Transport Engines (section 4.2 in paper)

Implemented in src/mccs/src/transport. Transport engines are used for inter-host communication. For intra host communication using e.g., host memory, no CPU intervation is necessary, as GPU can directly read/write the shared host memory buffers. However, for inter-host transport using RDMA, we need to spin up some CPU threads to issue RDMA writes when GPU finishes copying to host memory buffers, or write to host memory buffers for GPU to process when a chunk has been transferred from remote. Transport engines are used to do such work. There is no strict correlation between a transport engine and a communicator. Each transport engine can handle work from multiple communicators and user applications. The number of transport engines (CPU threads) can also be dynamically adjusted. Since transport engines issue all RDMA operations, fine-grained control of network traffic can be imposed in transport engines.

Bootstrap

Implemented in src/mccs/src/bootstrap. To setup or reconfigure a communicator, new RDMA connections need to be setup depending on the collective algorithm (e.g., ring ordering). Following NCCL's implementation, we let each rank communicates with the root (i.e., rank 0) to form an AllGather TCP/IP-based ring and use this ring to exchange bootstrap information to setup resources like RDMA connections.

Exchange Engine

There will be a single exchange engine for each MCCS service instance. Exchange engines are used by MCCS services to exchange control path information between MCCS services on different hosts. Bootstrap handles (e.g., root rank's TCP listening socket port) are sent to all other ranks by the exchange engine. Network administer's policies (e.g., reconfigure an application) will also be received by the exchange engine and delivered to corresponding proxy engines.

MCCS Shim Library

src/libmccs/src contains the implementation for the shim library. To initialize the communicator, we provide the following API:

pub fn init_communicator_rank(
    unique_id: u32,
    rank: usize,
    num_ranks: usize,
    cuda_device_idx: i32,
    root_addr: IpAddr,
) -> Result<MccsCommunicatorHandle, Error> 

which is similar to the one provided by NCCL

ncclResult_t ncclCommInitRank(ncclComm_t* comm, int nranks, ncclUniqueId commId, int rank)

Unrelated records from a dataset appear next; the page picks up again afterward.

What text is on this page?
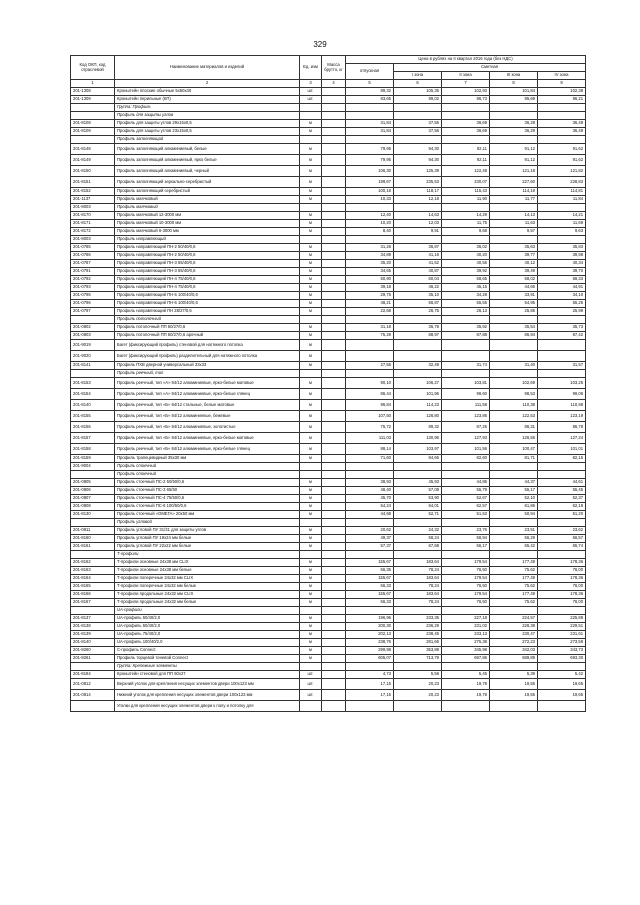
329
Код ОКП, код отраслевой	Наименование материалов и изделий	Ед. изм	Масса брутто, кг	Цена в рублях на II квартал 2016 года (без НДС)				
				отпускная	Сметная			
					I зона	II зона	III зона	IV зона
1	2	3	4	5	6	7	8	9
201-1308	Кронштейн плоские обычные 5х50х40	шт.		89,32	105,35	102,93	101,84	102,38
201-1309	Кронштейн перильные (КП)	шт.		83,65	99,02	96,73	95,69	96,21
	Группа: Профиль							
	Профиль для защиты углов							
201-8108	Профиль для защиты углов 29х15х0,5	м		31,84	37,55	36,69	36,28	36,49
201-8109	Профиль для защиты углов 23х15х0,5	м		31,84	37,56	36,69	36,29	36,49
	Профиль заполняющий							
201-8148	Профиль заполняющий алюминиевый, белые	м		79,95	94,30	92,11	91,12	91,62
201-8149	Профиль заполняющий алюминиевый, ярко белые	м		79,95	94,30	92,11	91,12	91,62
201-8150	Профиль заполняющий алюминиевый, черный	м		106,30	125,39	122,48	121,18	121,82
201-8151	Профиль заполняющий зеркально-серебристый	м		199,67	235,53	230,07	227,60	228,83
201-8152	Профиль заполняющий серебристый	м		100,18	118,17	115,43	114,19	114,81
201-1137	Профиль маячковый	м		10,33	12,18	11,90	11,77	11,84
201-8003	Профиль маячковый							
201-8170	Профиль маячковый 12-3000 мм	м		12,40	14,63	14,29	14,13	14,21
201-8171	Профиль маячковый 10-3000 мм	м		10,20	12,03	11,75	11,63	11,69
201-8172	Профиль маячковый 6-3000 мм	м		8,40	9,91	9,68	9,57	9,63
201-8003	Профиль направляющий							
201-0785	Профиль направляющий ПН-2 50/40/0,6	м		31,26	36,87	36,02	35,63	35,83
201-0786	Профиль направляющий ПН-2 50/40/0,6	м		34,89	41,16	40,20	39,77	39,98
201-0787	Профиль направляющий ПН-3 65/40/0,6	м		35,20	41,52	40,56	40,12	40,34
201-0791	Профиль направляющий ПН-3 65/40/0,6	м		34,65	40,87	39,92	39,49	39,70
201-0792	Профиль направляющий ПН-4 75/40/0,6	м		50,90	60,04	58,65	58,02	58,33
201-0793	Профиль направляющий ПН-4 75/40/0,6	м		39,18	46,22	45,15	44,66	44,91
201-0795	Профиль направляющий ПН-5 100/40/0,6	м		29,75	35,10	34,28	33,91	34,10
201-0796	Профиль направляющий ПН-6 100/40/0,6	м		48,21	56,87	55,55	54,95	55,25
201-0797	Профиль направляющий ПН 28/27/0,6	м		22,68	26,75	26,13	25,85	25,99
	Профиль потолочный							
201-0802	Профиль потолочный ПП 60/27/0,6	м		31,18	36,78	35,92	35,54	35,73
201-0803	Профиль потолочный ПП 60/27/0,6 арочный	м		75,28	88,97	87,88	86,94	87,42
201-9019	Багет (фиксирующий профиль) стеновой для натяжного потолка	м						
201-9020	Багет (фиксирующий профиль) разделительный для натяжного потолка	м						
201-8141	Профиль ПХВ дверной универсальный 33х33	м		27,55	32,49	31,74	31,40	31,57
	Профиль реечный, тип							
201-8153	Профиль реечный, тип «А» 84/12 алюминиевые, ярко-белые матовые	м		90,10	106,27	103,81	102,69	103,25
201-8154	Профиль реечный, тип «А» 84/12 алюминиевые, ярко-белые глянец	м		86,44	101,96	99,60	98,53	99,06
201-8140	Профиль реечный, тип «Б» 84/12 стальные, белые матовые	м		96,84	114,23	111,58	110,38	110,98
201-8155	Профиль реечный, тип «Б» 84/12 алюминиевые, бежевые	м		107,50	126,80	123,86	122,53	123,19
201-8156	Профиль реечный, тип «Б» 84/12 алюминиевые, золотистые	м		75,72	89,32	87,25	86,31	86,78
201-8157	Профиль реечный, тип «Б» 84/12 алюминиевые, ярко-белые матовые	м		111,03	130,96	127,93	126,55	127,24
201-8158	Профиль реечный, тип «Б» 84/12 алюминиевые, ярко-белые глянец	м		88,14	103,97	101,56	100,47	101,01
201-8159	Профиль трапецевидный 35х30 мм	м		71,60	84,66	82,60	81,71	82,15
201-9004	Профиль стоечный							
	Профиль стоечный							
201-0805	Профиль стоечный ПС-2 50/50/0,6	м		38,93	45,93	44,86	44,37	44,61
201-0806	Профиль стоечный ПС-3 65/50	м		48,40	57,08	55,79	55,17	55,45
201-0807	Профиль стоечный ПС-4 75/50/0,6	м		45,70	53,90	52,67	52,10	52,37
201-0808	Профиль стоечный ПС-6 100/50/0,6	м		54,24	64,01	62,57	61,86	62,18
201-8130	Профиль стоечный «ОМЕГА» 20х50 мм	м		44,68	52,71	51,53	50,94	51,20
	Профиль угловой							
201-0811	Профиль угловой ПУ 31/31 для защиты углов	м		20,62	24,32	23,76	23,51	23,62
201-8160	Профиль угловой ПУ 19х24 мм белые	м		49,37	58,24	56,94	56,29	56,57
201-8161	Профиль угловой ПУ 22х22 мм белые	м		57,37	67,68	66,17	65,42	65,74
	Т-профили							
201-8162	Т-профили основные 24х38 мм CLIX	м		155,67	183,64	179,54	177,49	178,36
201-8163	Т-профили основные 24х38 мм белые	м		66,35	78,24	76,50	75,62	76,00
201-8164	Т-профили поперечные 24х32 мм CLIX	м		155,67	183,64	179,54	177,49	178,36
201-8165	Т-профили поперечные 24х32 мм белые	м		66,33	78,24	76,50	75,62	76,00
201-8166	Т-профили продольные 24х32 мм CLIX	м		155,67	183,64	179,54	177,49	178,36
201-8167	Т-профили продольные 24х32 мм белые	м		66,33	78,24	76,50	75,62	76,00
	UA-профили							
201-8137	UA-профиль 50/40/2,0	м		196,96	233,35	227,18	224,57	225,88
201-8138	UA-профиль 50/40/2,0	м		200,30	236,29	231,02	228,38	229,51
201-8139	UA-профиль 75/40/2,0	м		202,13	238,45	233,13	230,47	231,61
201-8140	UA-профиль 100/40/2,0	м		238,76	281,66	275,38	272,23	273,58
201-8260	С-профиль Connect	м		299,98	353,88	345,98	342,03	343,73
201-8261	Профиль торцевой теневой Connect	м		605,07	713,79	697,86	689,89	693,30
	Группа: Крепежные элементы							
201-8184	Кронштейн стеновой для ПП 60х27	шт.		4,73	5,58	5,45	5,39	5,42
201-0812	Верхний уголок для крепления несущих элементов двери 100х123 мм	шт.		17,15	20,23	19,78	19,55	19,65
201-0814	Нижний уголок для крепления несущих элементов двери 100х123 мм	шт.		17,15	20,23	19,78	19,55	19,65
	Уголки для крепления несущих элементов двери к полу и потолку для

Note that in NCCL, current device set for CUDA is used, while our API allows the users to explicitly specify a device.
Before a CUDA stream is first used, register_stream(cuda_dev: i32, stream: cudaStream_t) should be called so an IPC event will be created for this stream to share with MCCS service. MCCS service can then synchronizes with the application stream using the IPC event.

Then, the users can use collective APIs such as the following:

pub fn all_gather(
    comm: MccsCommunicatorHandle,
    send_buf: DevicePtr,
    recv_buf: DevicePtr,
    size: usize,
    stream: cudaStream_t,
) -> Result<(), Error> 

which is also similar to NCCL's:

ncclResult_t ncclAllGather(const void* sendbuff, void* recvbuff, size_t sendcount, ncclDataType_t datatype, ncclComm_t comm, cudaStream_t stream)